A notable result is that optimization for OmniDCBench correlates with downstream improvements. In the paper’s pipeline for audio-visual reasoning, dense captions generated by caption models are read by Gemini-2.5-Pro to answer questions in Daily-Omni and WorldSense, and the captions from TimeChat-Captioner-7B-GRPO yield 52.8 on Daily-Omni and 22.6 on WorldSense (Yao et al., 9 Feb 2026). For Charades-STA, the model achieves [email protected]: 68.7, [email protected]: 48.3, and mIoU: 58.8 after fine-tuning for temporal grounding (Yao et al., 9 Feb 2026). The authors argue that training on Omni Dense Captioning improves temporal understanding and transfer to other audiovisual tasks (Yao et al., 9 Feb 2026).

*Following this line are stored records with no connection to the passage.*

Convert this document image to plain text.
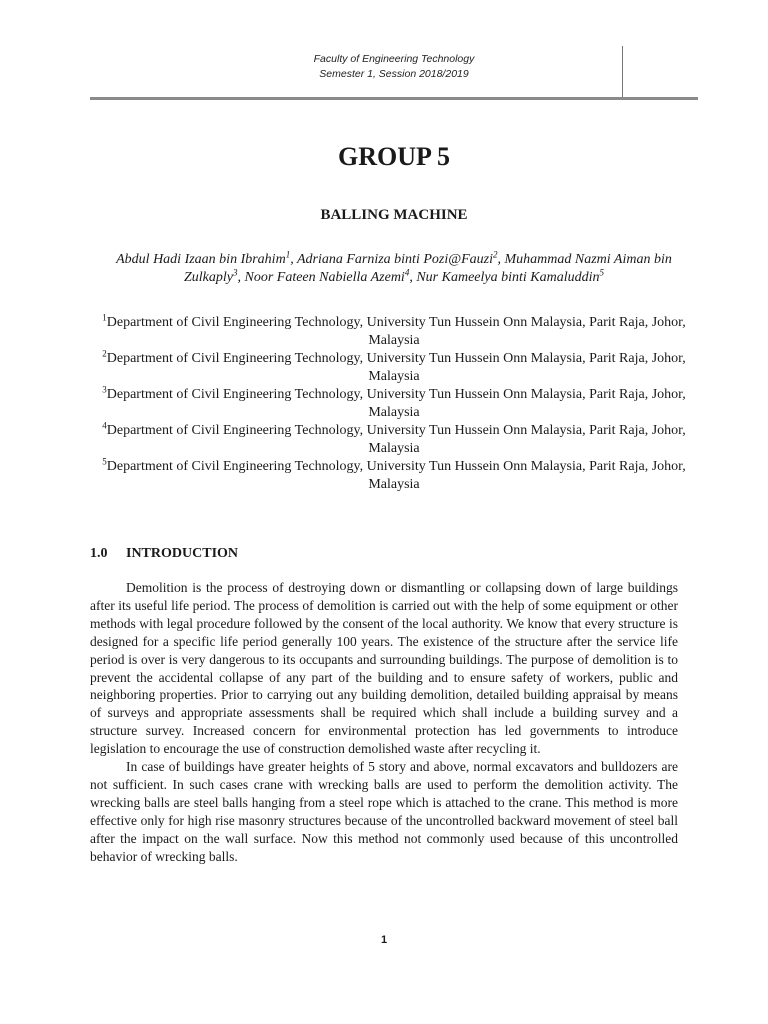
Faculty of Engineering Technology
Semester 1, Session 2018/2019
GROUP 5
BALLING MACHINE
Abdul Hadi Izaan bin Ibrahim$^1$, Adriana Farniza binti Pozi@Fauzi$^2$, Muhammad Nazmi Aiman bin Zulkaply$^3$, Noor Fateen Nabiella Azemi$^4$, Nur Kameelya binti Kamaluddin$^5$

$^1$Department of Civil Engineering Technology, University Tun Hussein Onn Malaysia, Parit Raja, Johor, Malaysia

$^2$Department of Civil Engineering Technology, University Tun Hussein Onn Malaysia, Parit Raja, Johor, Malaysia

$^3$Department of Civil Engineering Technology, University Tun Hussein Onn Malaysia, Parit Raja, Johor, Malaysia

$^4$Department of Civil Engineering Technology, University Tun Hussein Onn Malaysia, Parit Raja, Johor, Malaysia

$^5$Department of Civil Engineering Technology, University Tun Hussein Onn Malaysia, Parit Raja, Johor, Malaysia

1.0 INTRODUCTION

Demolition is the process of destroying down or dismantling or collapsing down of large buildings after its useful life period. The process of demolition is carried out with the help of some equipment or other methods with legal procedure followed by the consent of the local authority. We know that every structure is designed for a specific life period generally 100 years. The existence of the structure after the service life period is over is very dangerous to its occupants and surrounding buildings. The purpose of demolition is to prevent the accidental collapse of any part of the building and to ensure safety of workers, public and neighboring properties. Prior to carrying out any building demolition, detailed building appraisal by means of surveys and appropriate assessments shall be required which shall include a building survey and a structure survey. Increased concern for environmental protection has led governments to introduce legislation to encourage the use of construction demolished waste after recycling it.

In case of buildings have greater heights of 5 story and above, normal excavators and bulldozers are not sufficient. In such cases crane with wrecking balls are used to perform the demolition activity. The wrecking balls are steel balls hanging from a steel rope which is attached to the crane. This method is more effective only for high rise masonry structures because of the uncontrolled backward movement of steel ball after the impact on the wall surface. Now this method not commonly used because of this uncontrolled behavior of wrecking balls.

1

The paper also records ethical and practical caveats. The videos come from public academic datasets rather than scraped private material, and the release is described as operating under responsible-use licenses, with risks including inherited biases and misuse of detailed video descriptions for surveillance or misinformation (Yao et al., 9 Feb 2026). At the same time, the work highlights potential benefits for accessibility and education (Yao et al., 9 Feb 2026).
A common misconception would be to view OmniDCBench as only a denser version of conventional dense video captioning. The benchmark’s core novelty lies not simply in longer captions, but in the conjunction of continuous scene segmentation, explicit timestamps, six-field structured semantics, and audio-visual-cinematic coverage (Yao et al., 9 Feb 2026). Another misconception would be to interpret its results as pure segmentation performance; in fact, the benchmark is explicitly designed so that segmentation quality and semantic coverage are evaluated jointly through SodaM (Yao et al., 9 Feb 2026).